The old woman treated him like a lord, and put the coin away in a drawer. It was the money which the man in the black cloak had given Phoebus. While her back was turned, the ragged, disheveled little boy who was playing in the ashes went adroitly to the drawer, took out the crown-piece, and put in its place a dried leaf which he had pulled from a fagot.
The old woman beckoned to the two gentlemen, as she called them, to follow her, and climbed the ladder before them. On reaching the upper floor, she placed her lamp upon a chest; and Phoebus, as one familiar with the house, opened a door leading to a dark hole. “Go in there, my dear boy,” said he to his comrade. The man in the cloak obeyed without a word; the door closed behind him; he heard Phoebus bolt it, and a moment after go downstairs again with the old woman. The light had disappeared.
CHAPTER VIII
The Advantage of Windows Overlooking the River
C
laude Frollo (for we presume that the reader, more clever than Phœbus, has discovered that this spectral monk was no other than the archdeacon), Claude Frollo groped about for some time in the gloomy hole into which the captain had bolted him. It was one of those nooks such as architects sometimes leave at the junction of the roof and outer wall. The vertical section of this kennel—as Phoebus had so aptly called it—would have formed a triangle. Moreover, there was neither window nor loop-hole, and the pitch of the roof was so steep that it was impossible to stand upright. Claude therefore squatted in the dust and mortar which crumbled beneath him. His head was burning; as he felt about him with his hands, he found upon the ground a bit of broken glass, which he pressed to his forehead, its coolness somewhat refreshing him.

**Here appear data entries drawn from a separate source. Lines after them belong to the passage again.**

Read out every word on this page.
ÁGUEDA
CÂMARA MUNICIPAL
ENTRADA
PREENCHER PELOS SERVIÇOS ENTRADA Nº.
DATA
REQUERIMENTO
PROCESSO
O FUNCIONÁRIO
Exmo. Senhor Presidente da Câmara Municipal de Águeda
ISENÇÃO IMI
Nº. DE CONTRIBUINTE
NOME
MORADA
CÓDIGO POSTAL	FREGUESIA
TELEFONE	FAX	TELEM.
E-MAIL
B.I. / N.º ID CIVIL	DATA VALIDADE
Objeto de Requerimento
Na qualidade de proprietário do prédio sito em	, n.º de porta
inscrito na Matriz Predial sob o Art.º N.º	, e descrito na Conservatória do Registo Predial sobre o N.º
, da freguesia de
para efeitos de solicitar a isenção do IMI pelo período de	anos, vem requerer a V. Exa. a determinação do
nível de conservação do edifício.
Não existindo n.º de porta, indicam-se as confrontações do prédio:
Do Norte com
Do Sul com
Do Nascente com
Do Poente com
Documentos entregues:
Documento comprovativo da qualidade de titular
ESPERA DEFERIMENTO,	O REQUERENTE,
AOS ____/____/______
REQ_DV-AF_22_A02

What went on at this moment in the archdeacon’s dark soul? God and himself alone knew.
According to what fatal order did he dispose in his thoughts Esmeralda, Phœbus, Jacques Charmolue, his young brother, so greatly loved, deserted by him in the mud, his archdeacon’s gown, perhaps his reputation, dragged through the mire of La Falourdel’s abode,—all these images, all these adventures? I cannot say; but it is certain that the ideas formed a horrible group in his mind.

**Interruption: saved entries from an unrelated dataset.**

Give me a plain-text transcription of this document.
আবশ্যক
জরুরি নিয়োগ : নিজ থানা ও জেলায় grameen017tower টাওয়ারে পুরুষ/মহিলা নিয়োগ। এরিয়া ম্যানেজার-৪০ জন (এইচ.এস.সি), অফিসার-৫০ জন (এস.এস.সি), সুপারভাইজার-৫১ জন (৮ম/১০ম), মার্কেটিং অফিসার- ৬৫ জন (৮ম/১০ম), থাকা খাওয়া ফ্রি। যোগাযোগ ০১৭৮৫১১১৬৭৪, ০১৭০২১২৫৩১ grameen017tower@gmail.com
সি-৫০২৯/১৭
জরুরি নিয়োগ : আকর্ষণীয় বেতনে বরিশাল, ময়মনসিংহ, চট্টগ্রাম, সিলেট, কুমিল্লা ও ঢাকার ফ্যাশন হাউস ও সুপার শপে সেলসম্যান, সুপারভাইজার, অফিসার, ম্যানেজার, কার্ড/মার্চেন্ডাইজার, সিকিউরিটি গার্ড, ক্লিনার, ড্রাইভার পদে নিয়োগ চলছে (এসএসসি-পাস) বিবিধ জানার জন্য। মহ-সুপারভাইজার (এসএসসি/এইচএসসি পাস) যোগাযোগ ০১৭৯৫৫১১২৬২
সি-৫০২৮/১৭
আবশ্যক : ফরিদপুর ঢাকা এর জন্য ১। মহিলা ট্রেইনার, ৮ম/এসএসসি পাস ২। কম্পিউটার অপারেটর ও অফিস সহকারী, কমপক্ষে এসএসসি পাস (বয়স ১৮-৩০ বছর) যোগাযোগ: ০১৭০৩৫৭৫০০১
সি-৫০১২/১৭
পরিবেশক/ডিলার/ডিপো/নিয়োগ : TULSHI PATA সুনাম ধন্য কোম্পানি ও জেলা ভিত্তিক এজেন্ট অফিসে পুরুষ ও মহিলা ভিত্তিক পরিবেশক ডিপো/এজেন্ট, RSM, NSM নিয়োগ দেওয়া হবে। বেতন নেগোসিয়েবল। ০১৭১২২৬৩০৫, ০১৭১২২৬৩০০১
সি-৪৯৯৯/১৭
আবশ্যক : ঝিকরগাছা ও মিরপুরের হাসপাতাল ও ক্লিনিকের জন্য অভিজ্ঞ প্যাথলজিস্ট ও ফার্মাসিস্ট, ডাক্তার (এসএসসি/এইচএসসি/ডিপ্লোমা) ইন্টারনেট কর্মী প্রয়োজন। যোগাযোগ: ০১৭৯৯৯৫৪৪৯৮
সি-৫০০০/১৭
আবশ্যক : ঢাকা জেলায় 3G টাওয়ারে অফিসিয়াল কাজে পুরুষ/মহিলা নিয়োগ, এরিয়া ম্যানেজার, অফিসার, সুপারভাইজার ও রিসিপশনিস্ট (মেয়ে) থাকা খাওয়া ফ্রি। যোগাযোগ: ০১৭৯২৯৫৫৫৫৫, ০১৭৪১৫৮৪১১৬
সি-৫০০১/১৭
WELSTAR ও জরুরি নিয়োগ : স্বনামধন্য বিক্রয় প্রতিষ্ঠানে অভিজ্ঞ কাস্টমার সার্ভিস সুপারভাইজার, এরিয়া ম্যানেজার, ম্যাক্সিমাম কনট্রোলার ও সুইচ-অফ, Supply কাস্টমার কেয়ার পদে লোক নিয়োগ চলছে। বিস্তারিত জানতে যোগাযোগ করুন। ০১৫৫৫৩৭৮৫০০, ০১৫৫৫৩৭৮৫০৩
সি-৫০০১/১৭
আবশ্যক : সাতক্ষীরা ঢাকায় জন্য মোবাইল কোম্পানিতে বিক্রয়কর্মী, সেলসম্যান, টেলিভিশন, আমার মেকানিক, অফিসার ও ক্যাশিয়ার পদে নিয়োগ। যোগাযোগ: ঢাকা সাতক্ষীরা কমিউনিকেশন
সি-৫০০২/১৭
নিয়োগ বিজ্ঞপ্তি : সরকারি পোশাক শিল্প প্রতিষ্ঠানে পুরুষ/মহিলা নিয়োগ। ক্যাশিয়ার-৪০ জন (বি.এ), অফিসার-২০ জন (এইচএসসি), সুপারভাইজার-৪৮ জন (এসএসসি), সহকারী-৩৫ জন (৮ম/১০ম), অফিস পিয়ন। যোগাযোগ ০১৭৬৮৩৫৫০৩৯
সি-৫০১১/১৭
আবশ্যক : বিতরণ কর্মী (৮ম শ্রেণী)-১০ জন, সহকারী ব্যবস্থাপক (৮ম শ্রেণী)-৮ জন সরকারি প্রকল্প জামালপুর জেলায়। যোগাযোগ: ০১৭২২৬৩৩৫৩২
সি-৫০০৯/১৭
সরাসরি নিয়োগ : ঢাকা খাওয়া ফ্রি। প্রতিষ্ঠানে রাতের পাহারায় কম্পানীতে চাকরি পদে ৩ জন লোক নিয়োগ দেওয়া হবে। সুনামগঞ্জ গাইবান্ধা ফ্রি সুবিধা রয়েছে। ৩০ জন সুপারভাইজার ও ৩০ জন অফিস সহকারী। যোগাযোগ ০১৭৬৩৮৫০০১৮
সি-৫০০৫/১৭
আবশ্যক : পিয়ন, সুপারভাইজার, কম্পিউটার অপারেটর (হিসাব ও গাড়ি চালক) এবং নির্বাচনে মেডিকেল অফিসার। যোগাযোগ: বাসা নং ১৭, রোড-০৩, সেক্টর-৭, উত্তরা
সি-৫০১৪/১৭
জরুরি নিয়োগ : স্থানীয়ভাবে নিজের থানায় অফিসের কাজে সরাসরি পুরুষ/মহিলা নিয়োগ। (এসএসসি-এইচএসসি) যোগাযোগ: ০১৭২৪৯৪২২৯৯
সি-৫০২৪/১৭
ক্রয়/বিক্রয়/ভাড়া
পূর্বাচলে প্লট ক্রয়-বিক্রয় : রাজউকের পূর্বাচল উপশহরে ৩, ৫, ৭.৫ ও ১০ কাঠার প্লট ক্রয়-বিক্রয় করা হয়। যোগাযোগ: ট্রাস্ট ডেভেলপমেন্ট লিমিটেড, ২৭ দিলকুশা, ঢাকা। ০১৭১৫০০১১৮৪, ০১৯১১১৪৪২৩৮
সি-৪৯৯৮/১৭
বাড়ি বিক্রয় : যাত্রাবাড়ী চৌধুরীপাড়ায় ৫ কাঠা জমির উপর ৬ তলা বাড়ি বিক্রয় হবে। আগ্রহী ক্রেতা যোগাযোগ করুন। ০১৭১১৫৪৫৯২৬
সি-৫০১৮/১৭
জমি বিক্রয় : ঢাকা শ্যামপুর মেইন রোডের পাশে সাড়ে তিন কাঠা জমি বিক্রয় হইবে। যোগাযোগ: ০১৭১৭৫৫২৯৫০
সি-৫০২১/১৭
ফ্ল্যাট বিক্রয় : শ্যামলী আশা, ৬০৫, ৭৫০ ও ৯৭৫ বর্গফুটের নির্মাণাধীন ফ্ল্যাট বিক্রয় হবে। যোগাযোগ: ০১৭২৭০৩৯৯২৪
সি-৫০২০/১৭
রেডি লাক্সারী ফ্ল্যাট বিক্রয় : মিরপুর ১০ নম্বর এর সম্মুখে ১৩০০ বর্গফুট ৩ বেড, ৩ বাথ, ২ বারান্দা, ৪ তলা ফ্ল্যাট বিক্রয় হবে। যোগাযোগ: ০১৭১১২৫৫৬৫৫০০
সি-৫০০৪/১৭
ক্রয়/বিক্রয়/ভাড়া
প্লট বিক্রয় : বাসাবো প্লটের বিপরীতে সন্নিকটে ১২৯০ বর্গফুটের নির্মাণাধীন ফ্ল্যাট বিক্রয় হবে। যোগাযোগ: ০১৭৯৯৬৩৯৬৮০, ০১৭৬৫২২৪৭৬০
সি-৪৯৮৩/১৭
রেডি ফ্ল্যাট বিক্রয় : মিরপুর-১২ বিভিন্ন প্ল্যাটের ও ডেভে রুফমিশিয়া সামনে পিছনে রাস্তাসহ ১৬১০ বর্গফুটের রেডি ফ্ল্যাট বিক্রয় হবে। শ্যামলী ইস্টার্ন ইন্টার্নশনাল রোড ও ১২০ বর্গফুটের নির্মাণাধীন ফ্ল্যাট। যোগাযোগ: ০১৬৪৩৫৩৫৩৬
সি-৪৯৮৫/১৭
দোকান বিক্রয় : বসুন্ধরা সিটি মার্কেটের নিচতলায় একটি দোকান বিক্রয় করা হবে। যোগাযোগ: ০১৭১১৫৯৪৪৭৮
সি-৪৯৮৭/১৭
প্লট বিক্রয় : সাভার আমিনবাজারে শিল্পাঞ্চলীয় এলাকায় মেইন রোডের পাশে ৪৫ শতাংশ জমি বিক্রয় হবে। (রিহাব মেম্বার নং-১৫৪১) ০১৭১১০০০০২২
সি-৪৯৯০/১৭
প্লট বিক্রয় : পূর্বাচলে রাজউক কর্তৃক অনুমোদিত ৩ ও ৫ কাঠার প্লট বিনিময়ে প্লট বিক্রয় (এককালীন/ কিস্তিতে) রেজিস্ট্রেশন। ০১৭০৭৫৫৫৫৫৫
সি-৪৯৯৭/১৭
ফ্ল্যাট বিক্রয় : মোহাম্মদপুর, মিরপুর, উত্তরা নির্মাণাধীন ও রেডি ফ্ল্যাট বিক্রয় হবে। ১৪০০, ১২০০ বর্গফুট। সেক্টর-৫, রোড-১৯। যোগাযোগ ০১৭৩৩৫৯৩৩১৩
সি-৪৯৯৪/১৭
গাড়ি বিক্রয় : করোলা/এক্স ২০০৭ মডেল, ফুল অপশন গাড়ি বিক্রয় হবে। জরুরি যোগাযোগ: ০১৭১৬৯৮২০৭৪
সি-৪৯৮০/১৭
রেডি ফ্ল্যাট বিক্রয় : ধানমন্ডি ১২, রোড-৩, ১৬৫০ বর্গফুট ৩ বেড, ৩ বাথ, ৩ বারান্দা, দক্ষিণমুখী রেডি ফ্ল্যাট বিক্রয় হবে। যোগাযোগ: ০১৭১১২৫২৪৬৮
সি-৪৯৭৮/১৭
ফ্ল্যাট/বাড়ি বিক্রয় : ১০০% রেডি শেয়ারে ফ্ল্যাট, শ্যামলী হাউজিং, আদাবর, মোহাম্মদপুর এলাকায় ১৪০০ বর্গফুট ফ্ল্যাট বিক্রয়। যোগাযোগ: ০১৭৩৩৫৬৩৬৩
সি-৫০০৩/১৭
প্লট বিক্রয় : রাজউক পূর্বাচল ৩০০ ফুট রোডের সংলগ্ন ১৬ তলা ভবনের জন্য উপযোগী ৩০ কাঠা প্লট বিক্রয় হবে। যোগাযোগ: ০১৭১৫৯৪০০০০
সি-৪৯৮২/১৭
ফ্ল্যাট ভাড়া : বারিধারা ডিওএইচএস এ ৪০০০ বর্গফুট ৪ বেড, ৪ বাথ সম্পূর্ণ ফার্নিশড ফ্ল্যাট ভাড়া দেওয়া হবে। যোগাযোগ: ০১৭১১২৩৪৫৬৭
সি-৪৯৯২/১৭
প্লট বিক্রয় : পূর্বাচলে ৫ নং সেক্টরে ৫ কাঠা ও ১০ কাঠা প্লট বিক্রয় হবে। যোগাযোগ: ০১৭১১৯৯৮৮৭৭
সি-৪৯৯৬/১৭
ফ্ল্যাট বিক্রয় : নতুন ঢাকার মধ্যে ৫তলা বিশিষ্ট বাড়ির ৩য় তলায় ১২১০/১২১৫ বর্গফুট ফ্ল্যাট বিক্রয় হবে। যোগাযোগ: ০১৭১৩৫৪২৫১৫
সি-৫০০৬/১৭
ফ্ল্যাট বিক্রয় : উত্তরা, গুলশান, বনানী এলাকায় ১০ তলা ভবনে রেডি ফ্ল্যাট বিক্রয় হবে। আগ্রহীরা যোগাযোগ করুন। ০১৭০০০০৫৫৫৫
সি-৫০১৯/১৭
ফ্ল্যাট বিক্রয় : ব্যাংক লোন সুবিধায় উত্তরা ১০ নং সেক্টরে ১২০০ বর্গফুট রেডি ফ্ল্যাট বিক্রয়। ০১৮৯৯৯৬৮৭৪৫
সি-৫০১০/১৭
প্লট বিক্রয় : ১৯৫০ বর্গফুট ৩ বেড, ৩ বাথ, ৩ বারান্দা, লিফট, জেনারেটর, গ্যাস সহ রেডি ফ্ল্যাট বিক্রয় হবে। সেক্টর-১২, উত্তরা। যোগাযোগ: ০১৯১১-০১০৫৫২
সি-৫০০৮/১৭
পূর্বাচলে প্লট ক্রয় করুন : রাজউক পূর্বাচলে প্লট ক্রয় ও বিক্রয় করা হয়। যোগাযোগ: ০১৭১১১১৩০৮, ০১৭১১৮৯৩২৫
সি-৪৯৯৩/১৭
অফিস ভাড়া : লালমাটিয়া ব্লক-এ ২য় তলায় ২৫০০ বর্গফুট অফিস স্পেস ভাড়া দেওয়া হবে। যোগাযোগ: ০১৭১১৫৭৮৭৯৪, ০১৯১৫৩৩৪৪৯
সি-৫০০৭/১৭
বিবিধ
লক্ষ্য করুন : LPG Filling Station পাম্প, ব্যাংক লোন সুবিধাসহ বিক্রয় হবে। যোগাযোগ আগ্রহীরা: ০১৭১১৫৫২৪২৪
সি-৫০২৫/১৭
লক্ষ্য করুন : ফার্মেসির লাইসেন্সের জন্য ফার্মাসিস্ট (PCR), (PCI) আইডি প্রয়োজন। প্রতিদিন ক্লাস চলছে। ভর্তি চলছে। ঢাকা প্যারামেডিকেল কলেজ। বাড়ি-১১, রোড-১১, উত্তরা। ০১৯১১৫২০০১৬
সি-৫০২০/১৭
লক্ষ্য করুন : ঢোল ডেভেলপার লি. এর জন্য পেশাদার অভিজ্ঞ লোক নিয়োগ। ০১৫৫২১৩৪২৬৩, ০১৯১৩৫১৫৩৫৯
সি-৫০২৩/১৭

He waited a quarter of an hour; he felt as if a century had been added to his age. All at once he heard the boards of the wooden staircase creak; some one was coming up. The trap-door opened; a light appeared. There was a considerable crack in the worm-eaten door of his prison; to this he glued his face. Thus he could see everything that happened in the next room. The cat-faced old woman first rose from the trap-door, lamp in hand; then came Phœbus, twirling his moustache; then a third person,—that lovely, graceful creature, Esmeralda. The priest saw her rise from below like a dazzling apparition. He trembled; a cloud came before his eyes; his veins swelled to bursting; everything swam before him; he saw and heard nothing more.
When he recovered his senses, Phœbus and Esmeralda were alone, seated on the wooden chest beside the lamp, whose light revealed to the archdeacon’s eyes their two youthful figures, and a miserable pallet at the back of the garret.
Beside the pallet there was a window, through whose panes, shattered like a cobweb upon which rain has fallen, were seen a patch of sky, and the moon in the distance resting on a bed of soft clouds.
The young girl was blushing and trembling, and confused. Her long, drooping lashes shaded her flushed cheeks. The officer, to whose face she dared not raise her eyes, was radiant. Mechanically, and with a charming awkwardness, she drew meaningless lines on the bench with her finger-tip, and then looked at her finger. Her feet were hidden, for the little goat was lying upon them.
The captain was very gallantly arrayed; at his wrists and neck he wore embroidery, then considered very elegant.
Dom Claude could scarcely hear what they said, for the throbbing of his temples.
Lovers’ talk is very commonplace. It is a perpetual “I love you.” A very bare and very insipid phrase to an indifferent ear, unless adorned with a few grace-notes; but Claude was not an indifferent listener.